If indeed President Buhari was convinced of the need to have another presidential committee on electoral reforms, why did he tarry to this time? Why did he decide to allow the National Assembly to inaugurate another constitution reform committee before coming up with this Nnamani panel? Do we even need another electoral reform committee when, as cited above, there have been several electoral reform proposals from the Uwais’ ERC, to Sheik Lemu’s and even the National Conference report? Like Nnamani said at a civil society event sometime ago, Nigeria is becoming a nation of perpetual reformers. The issues with our electoral process have been well-articulated and solutions proffered but government has been tardy and sloppy with implementation. What assurances do we have that this 24-member Nnamani committee is not a ruse?
To drive home my point, part of the ERC recommendations was the establishment of Electoral Offences Commission. The Presidency adopted this and the Federal Executive Council in 2012 or thereabout approved the set-up.

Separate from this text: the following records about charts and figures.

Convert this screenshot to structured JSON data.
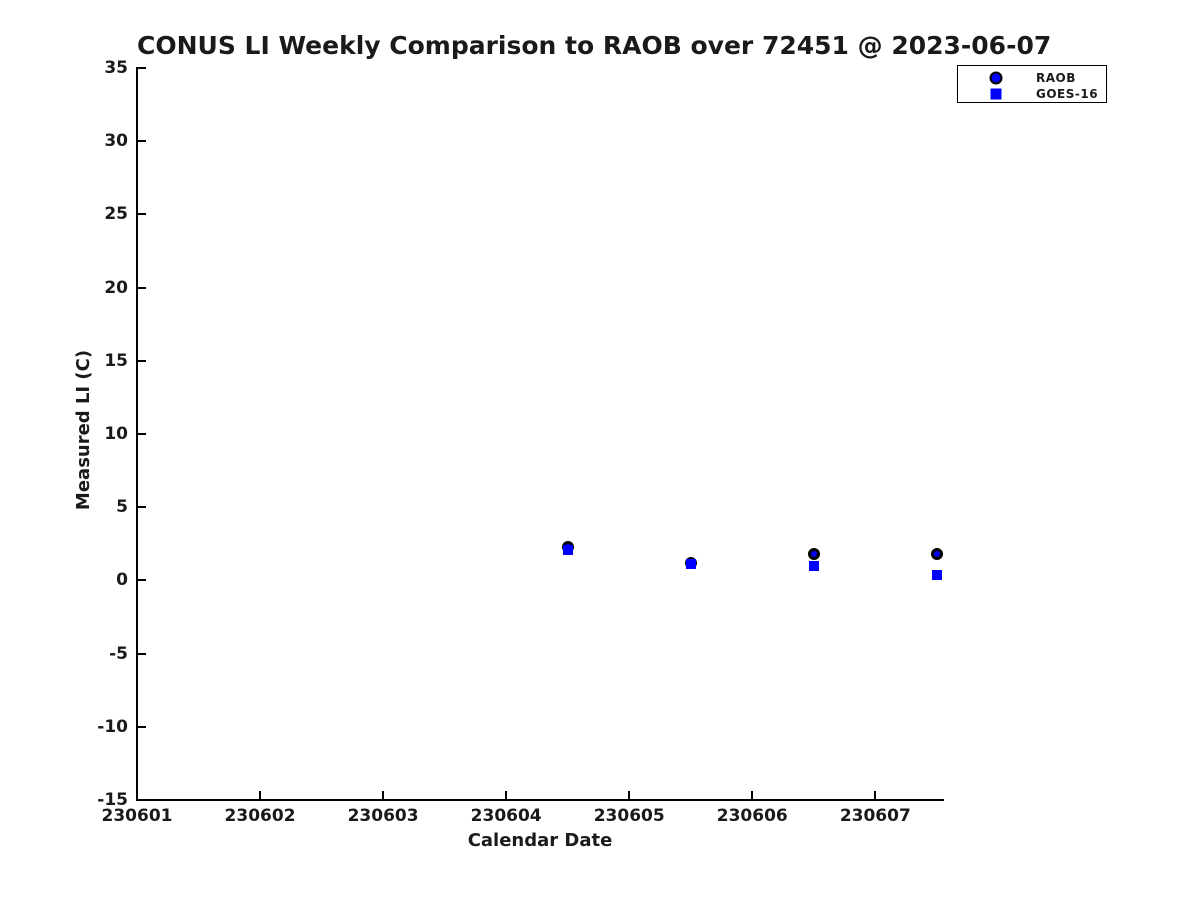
{
  "figure": {
    "background": "#ffffff",
    "text_color": "#1a1a1a",
    "axis_color": "#000000"
  },
  "chart_data": {
    "type": "scatter",
    "title": "CONUS LI Weekly Comparison to RAOB over 72451 @ 2023-06-07",
    "xlabel": "Calendar Date",
    "ylabel": "Measured LI (C)",
    "xlim": [
      230601,
      230607.55
    ],
    "ylim": [
      -15,
      35
    ],
    "x_ticks": [
      230601,
      230602,
      230603,
      230604,
      230605,
      230606,
      230607
    ],
    "y_ticks": [
      35,
      30,
      25,
      20,
      15,
      10,
      5,
      0,
      -5,
      -10,
      -15
    ],
    "grid": false,
    "tick_direction": "in",
    "legend_position": "top-right",
    "series": [
      {
        "name": "RAOB",
        "marker": "circle",
        "face_color": "#0000FF",
        "edge_color": "#000000",
        "x": [
          230604.5,
          230605.5,
          230606.5,
          230607.5
        ],
        "y": [
          2.3,
          1.2,
          1.8,
          1.8
        ]
      },
      {
        "name": "GOES-16",
        "marker": "square",
        "face_color": "#0000FF",
        "edge_color": "#0000FF",
        "x": [
          230604.5,
          230605.5,
          230606.5,
          230607.5
        ],
        "y": [
          2.1,
          1.1,
          1.0,
          0.4
        ]
      }
    ]
  }
}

Yet, the inauguration of this all-important commission that would have helped to sanitise our electoral process has been kept in abeyance. The 1999 Constitution, as amended, in spite of its perceived weaknesses says emphatically in Section 7 that the local government system shall be democratically governed.
As I write this, more than half of the LGAs are administered by sole administrators and caretaker committees as governors claimed that they do not have money to fund State Independent Electoral Commissions to conduct elections into the LGAs. Meanwhile, these same governors are in a rat race to establish Local Council Development Authorities thereby increasing exponentially the cost of local government administration. Nigeria has one of the most vibrant and robust political finance regulations but these have been observed in the breach. Last Wednesday’s election in Edo State was reported to have been tainted by high level of inducement and vote buying by major political parties. What did the Independent National Electoral Commission or the security agents do about it?
Sincerely, my worry about the inauguration of the Nnamani electoral reform committee is that it has a tendency to distract INEC from its plan for 2019 general elections. Nnamani was quoted ahead of the inauguration of his committee that their report would be passed on to the National Assembly. The body is already neck-deep in a constitution reform exercise. Will it hold back for the Nnamani committee to finish its work and pass on its report to it? Whatever timeline the committee is given to do its work, the Presidency will still set up a White Paper committee to review it before it will now forward the recommendations that need legal reform to the National Assembly which may decide to filibuster on it and pass the bill late so as to make it inapplicable in 2019.
It is a truism that the beneficiaries of a systemic malaise will be reluctant to change the status quo. My final submission on this matter is that we do not need another electoral reform committee. What we need is the implementation of the extant reports on this critical issue plus attitudinal change of stakeholders without whose support and buy-in there can never be credible and successful polls.